The surge in retirements and job-switching among older workers has made employers more open to opportunities for younger workers, said Ron Hetrick, senior economist at Emsi Burning Glass, a labor-market analytics company. An additional 1.5 million people were retired from February 2020 to April 2021 than would have been retired if pre-pandemic trends had continued. That is what makes this economic recovery different from the one following the 2008 financial crisis.

“A 20-year-old who’s really sharp and says, ‘I can do this,’ can take on a professional role that has promotion potential instead of taking that part-time restaurant job,” Mr. Hetrick said.

Teresa Contreras, 22, a senior at North Park University in Chicago, recently accepted an underwriter position at Chubb Ltd., a global insurance company. She burnished her résumé by working part time at a different insurance company’s office during college and by earning her license.

“I didn’t want to get out of college and have to say, ‘What’s next?’ ” she said.

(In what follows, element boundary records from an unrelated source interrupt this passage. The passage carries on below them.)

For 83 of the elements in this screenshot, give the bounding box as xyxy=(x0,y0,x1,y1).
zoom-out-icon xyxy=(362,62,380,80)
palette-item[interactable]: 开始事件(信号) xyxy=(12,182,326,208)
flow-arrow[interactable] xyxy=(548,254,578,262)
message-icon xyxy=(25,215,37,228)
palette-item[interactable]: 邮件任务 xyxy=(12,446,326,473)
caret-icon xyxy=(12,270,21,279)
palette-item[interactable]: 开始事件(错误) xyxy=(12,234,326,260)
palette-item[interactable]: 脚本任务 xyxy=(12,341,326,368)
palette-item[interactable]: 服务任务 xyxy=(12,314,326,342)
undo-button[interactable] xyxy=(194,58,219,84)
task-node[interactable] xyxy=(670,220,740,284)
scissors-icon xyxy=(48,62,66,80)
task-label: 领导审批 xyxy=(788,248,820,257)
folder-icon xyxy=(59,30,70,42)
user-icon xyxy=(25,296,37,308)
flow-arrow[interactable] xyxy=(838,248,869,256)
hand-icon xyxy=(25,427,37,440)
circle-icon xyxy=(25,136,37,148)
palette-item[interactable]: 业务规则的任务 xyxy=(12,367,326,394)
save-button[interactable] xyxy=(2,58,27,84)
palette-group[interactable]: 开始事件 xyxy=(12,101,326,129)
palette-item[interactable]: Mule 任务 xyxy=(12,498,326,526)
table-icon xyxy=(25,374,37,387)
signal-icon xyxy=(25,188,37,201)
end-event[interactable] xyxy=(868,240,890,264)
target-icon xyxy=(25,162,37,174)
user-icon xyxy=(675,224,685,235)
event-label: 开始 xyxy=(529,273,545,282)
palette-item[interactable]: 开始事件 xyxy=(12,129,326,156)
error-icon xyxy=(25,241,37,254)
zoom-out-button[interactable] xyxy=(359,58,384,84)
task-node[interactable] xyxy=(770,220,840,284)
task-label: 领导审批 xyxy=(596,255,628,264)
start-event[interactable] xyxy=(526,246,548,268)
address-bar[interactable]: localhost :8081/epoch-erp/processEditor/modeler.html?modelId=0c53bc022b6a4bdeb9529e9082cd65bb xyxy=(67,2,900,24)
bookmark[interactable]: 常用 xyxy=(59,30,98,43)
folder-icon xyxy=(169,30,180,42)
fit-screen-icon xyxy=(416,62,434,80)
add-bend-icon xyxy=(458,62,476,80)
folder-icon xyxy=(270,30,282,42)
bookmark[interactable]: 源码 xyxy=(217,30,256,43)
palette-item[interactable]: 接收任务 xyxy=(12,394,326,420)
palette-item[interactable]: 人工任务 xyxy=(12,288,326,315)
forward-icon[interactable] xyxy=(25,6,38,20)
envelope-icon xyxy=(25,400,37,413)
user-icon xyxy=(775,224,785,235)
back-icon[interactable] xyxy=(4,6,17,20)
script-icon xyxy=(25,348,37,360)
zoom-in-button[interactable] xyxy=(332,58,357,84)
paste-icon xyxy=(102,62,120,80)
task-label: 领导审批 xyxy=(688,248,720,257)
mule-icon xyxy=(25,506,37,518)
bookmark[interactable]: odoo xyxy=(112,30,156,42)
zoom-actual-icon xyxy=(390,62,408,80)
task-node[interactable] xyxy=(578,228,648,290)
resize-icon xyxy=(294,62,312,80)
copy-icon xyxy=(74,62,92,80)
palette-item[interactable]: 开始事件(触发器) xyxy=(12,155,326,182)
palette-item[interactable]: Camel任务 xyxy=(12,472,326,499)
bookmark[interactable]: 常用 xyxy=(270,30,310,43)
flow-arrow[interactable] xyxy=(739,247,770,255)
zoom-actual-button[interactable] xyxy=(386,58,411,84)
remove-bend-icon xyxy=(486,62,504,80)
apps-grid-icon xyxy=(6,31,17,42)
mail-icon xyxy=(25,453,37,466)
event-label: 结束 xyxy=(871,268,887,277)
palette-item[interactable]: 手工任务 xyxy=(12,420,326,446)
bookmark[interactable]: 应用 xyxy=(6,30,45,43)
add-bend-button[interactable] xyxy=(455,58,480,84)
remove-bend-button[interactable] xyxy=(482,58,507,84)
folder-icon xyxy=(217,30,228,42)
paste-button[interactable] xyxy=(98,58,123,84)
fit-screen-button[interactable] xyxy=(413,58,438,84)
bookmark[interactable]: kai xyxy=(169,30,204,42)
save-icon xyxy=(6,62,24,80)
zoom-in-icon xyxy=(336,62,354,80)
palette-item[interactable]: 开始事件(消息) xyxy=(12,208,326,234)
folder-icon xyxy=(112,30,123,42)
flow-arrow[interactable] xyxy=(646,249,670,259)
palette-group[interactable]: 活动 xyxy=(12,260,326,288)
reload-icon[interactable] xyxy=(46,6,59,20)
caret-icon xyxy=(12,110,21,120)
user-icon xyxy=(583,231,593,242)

Historically, entering the labor force after economic upheaval can have long-term negative effects on a person’s earning potential, and some economists say it is too early to tell whether that will be the case following the pandemic.

College graduates who entered the job market during the recession of the early 1980s had wages that were 2.5% lower after 15 years than graduates who didn’t start out in a downturn, according to research by Lisa Kahn, a University of Rochester economist.

Some believe a similar dynamic will play out this time: “I think it is likely that we’ll see the same kind of wage scarring, and it may also be worse because education has been so disrupted,” said Martha Ross, a Brookings Institution senior fellow who researches workforce development.

But the workforce has changed significantly in the past decade-plus in ways that could support strong demand for younger workers. The pandemic accelerated the trend of having fewer workers supporting the U.S. population: In 2021, there were 2.7 workers paying into Social Security for every beneficiary. By 2035, there will be 2.3 covered workers per beneficiary, according to the Social Security Administration.

“The good news is your kids will never have to worry about getting a job,” Mr. Hetrick said.